I had a pretty solid post lined up for today, but it’s going to have to wait. Instead, let’s talk about the importance of:
- Backups, and
- Bouncing back
This has made the Arch laptop an amazing productivity tool. When I’m using it, there’s literally nothing better to do than work, so I get a lot of work done. But this happened by accident, and over time, so I never got around to treating it like a serious computing device; it was my disposable backup computer, for disposable backup work.
And now it doesn’t boot. It’s broken enough that when I turn it on, it sends me to a “recovery terminal,” but doesn’t even accept text input. Whoops.
Most of the files on that machine are, in fact, worthless; either I’ve already uploaded them somewhere or I never will. Annoyingly, though, there are a few half-finished drafts of really big projects, including one that’s probably my most involved programming project ever: an agent-based model of cyclical industries. I’m at a couple hundred lines of Python and a couple thousand words of writeup, and still going strong, and it would be pretty annoying to lose that.
On the other hand: it wouldn’t be that bad, actually. Sure, that’s tens of hours of wasted time. On the other hand, I’m sure I’ve wasted tens of hours this year in other ways, and at least this way I learned something; if I decided to rewrite the model from scratch, I’d avoid a lot of mistakes and probably have cleaner code. After all, what’s the point of an exercise like writing that model in the first place: it’s to get better at doing similar tasks. And there’s nothing so similar as the same thing all over again.
There’s a tendency for big side projects to die this way: the proximate cause is always some temporary inconvenience, from which the project never recovers. “I forgot to renew my domain — so I stopped writing the blog.” “When I moved, I lost the book I was using — so I didn’t ever end up learning Haskell.” “While I was doing my research, they announced a new product was doing well and the stock went up 20% in two days — so I never got around to investing.”

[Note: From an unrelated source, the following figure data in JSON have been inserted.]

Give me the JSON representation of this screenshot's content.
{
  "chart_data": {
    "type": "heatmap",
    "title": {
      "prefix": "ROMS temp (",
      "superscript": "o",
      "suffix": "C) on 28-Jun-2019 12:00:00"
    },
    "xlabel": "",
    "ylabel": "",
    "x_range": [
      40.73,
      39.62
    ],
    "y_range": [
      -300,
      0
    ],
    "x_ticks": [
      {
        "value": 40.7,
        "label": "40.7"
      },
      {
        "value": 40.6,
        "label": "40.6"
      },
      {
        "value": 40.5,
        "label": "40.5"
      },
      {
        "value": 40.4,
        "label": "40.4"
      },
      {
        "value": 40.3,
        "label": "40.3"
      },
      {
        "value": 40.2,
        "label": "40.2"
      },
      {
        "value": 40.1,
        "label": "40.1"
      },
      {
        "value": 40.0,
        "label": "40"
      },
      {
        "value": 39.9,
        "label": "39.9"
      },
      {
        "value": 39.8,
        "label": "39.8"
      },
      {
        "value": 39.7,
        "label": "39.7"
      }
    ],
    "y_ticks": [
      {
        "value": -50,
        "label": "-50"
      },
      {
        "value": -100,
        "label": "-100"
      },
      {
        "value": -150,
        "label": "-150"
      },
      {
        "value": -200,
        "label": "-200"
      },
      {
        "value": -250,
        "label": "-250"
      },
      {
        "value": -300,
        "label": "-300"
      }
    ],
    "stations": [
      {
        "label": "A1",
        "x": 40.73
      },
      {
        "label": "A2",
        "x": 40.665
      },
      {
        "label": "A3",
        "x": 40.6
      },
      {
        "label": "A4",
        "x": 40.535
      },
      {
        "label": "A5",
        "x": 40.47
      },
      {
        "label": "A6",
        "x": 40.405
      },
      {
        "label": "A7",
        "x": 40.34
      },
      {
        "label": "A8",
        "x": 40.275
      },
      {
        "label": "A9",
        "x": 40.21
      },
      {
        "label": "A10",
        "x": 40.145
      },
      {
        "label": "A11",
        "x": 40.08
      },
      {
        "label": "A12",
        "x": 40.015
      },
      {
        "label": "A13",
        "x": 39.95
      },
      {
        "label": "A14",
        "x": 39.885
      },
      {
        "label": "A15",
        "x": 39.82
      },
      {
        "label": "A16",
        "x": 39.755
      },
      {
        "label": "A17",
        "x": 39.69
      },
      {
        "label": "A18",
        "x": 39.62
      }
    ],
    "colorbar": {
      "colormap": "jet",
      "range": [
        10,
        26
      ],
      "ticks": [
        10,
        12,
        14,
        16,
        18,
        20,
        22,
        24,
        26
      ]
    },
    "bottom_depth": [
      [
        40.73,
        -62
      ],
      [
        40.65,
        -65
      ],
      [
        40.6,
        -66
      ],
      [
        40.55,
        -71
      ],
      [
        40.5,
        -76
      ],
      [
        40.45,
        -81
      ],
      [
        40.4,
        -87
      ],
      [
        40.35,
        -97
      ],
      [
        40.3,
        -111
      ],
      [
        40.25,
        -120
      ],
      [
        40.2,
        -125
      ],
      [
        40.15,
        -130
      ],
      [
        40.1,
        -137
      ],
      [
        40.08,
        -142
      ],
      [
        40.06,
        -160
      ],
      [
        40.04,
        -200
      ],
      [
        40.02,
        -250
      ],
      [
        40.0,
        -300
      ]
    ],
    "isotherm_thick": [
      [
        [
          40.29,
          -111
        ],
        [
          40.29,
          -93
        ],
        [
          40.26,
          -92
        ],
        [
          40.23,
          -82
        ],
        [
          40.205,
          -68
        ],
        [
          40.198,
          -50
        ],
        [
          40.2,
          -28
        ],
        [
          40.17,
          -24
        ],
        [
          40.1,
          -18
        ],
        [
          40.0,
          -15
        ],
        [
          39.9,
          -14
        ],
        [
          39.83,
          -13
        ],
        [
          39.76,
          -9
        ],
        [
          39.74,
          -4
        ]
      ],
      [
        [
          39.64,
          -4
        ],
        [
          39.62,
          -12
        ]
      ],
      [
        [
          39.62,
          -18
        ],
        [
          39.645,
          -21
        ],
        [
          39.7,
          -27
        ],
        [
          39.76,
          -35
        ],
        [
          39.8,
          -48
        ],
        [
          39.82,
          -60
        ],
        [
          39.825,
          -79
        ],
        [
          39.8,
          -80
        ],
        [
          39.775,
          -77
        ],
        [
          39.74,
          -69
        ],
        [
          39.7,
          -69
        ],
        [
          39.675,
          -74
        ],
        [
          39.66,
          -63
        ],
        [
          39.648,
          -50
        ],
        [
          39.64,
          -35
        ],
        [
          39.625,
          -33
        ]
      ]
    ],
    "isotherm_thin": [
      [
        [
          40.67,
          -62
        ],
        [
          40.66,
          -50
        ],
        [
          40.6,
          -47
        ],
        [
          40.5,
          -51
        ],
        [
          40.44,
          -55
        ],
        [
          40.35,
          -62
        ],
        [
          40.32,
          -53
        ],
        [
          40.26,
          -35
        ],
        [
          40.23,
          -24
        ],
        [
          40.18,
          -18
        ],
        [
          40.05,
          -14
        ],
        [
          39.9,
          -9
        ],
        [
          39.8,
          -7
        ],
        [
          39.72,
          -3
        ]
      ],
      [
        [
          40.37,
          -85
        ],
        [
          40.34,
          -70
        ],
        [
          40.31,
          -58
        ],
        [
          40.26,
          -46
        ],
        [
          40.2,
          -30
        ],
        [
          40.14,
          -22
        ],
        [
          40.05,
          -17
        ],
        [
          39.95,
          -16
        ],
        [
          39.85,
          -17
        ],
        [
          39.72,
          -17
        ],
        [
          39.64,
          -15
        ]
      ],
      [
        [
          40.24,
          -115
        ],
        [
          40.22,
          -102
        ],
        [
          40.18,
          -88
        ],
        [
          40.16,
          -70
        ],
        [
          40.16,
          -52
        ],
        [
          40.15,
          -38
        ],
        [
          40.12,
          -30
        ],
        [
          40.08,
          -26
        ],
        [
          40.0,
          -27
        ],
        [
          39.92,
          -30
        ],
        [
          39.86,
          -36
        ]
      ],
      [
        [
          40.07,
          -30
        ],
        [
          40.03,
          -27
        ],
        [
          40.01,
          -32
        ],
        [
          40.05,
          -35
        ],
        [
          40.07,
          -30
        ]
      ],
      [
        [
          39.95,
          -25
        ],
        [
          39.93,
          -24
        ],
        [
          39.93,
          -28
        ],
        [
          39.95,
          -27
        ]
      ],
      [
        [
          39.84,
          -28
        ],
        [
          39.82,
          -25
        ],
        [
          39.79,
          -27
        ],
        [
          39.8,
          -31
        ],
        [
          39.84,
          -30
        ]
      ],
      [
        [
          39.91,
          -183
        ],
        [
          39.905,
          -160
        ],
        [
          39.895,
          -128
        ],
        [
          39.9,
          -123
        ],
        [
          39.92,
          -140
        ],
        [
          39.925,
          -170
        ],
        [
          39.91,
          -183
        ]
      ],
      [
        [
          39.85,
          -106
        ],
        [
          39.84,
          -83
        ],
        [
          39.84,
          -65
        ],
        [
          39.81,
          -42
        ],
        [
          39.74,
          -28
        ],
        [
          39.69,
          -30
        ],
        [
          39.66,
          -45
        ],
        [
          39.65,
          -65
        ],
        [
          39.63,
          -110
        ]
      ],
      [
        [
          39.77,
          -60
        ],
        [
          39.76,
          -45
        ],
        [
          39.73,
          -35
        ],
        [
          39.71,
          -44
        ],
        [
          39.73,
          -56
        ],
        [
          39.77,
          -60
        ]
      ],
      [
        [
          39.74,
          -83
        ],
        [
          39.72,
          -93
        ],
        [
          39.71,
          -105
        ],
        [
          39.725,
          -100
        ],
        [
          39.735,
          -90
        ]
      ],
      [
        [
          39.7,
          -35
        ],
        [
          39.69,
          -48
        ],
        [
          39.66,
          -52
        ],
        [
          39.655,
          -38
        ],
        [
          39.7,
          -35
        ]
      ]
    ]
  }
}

And yet if you asked someone at the outset if what they were doing was worth the effort, I don’t think their margin of error would be tight enough that that would make a difference. Most people start side projects assuming the return will be massive compared to the effort, since that’s the only way to justify effort in the face of uncertain rewards.
The real issue is not that minor inconveniences thwart us; it’s that we’re bad at cutting losses when something isn’t working out. The catalyst is just a catalyst; it’s not the event itself. Investing lore provides a good solution to this: many investing styles suggest cutting losses and letting winners run. I used to reject this, since from the standpoint of a single asset it doesn’t make sense: at best, the new price is as efficient as the old price was; at worst, you’re just getting out of stuff when it’s cheap.
But it makes more sense from the perspective of the investor. Your winners are the situations you understood well; your losers are the situations you misunderstood. And nobody likes to admit that they were wrong; people would much rather be early, or too smart for the market, or whatever. The persistence of loss-cutting a a discipline implies that the adverse selection from being involved in more expensive assets is more than compensated for by the positive effect of being involved in situations you understand well.
Some investors take this discipline a step further: not only do they sell whatever’s moving against them; they also sell whatever hasn’t moved in their favor yet. The basic argument is the same, just with a higher bar: if you really knew what was going on, you wouldn’t have bought until it was time to buy; now you have to revisit your thesis. As it turns out, success across several fields is related to being realistic about your own mental limitations — knowing when to double down and when to give up.
(And when to back up your files, naturally.)
 There must be some kind of metaphor here — Slack, Yammer, and Twitter all started as minor side projects, too. And at least in Twitter’s case, their infrastructure decisions were about as well thought-out as mine.
 I’m pretty sure I know how to fix it, but there’s still a chance I’ve lost everything.
 This is a true story about why I didn’t buy any Apple at a split-adjusted $1.25/share in May of 2003. I wasn’t prescient or anything: it was just another value stock back then.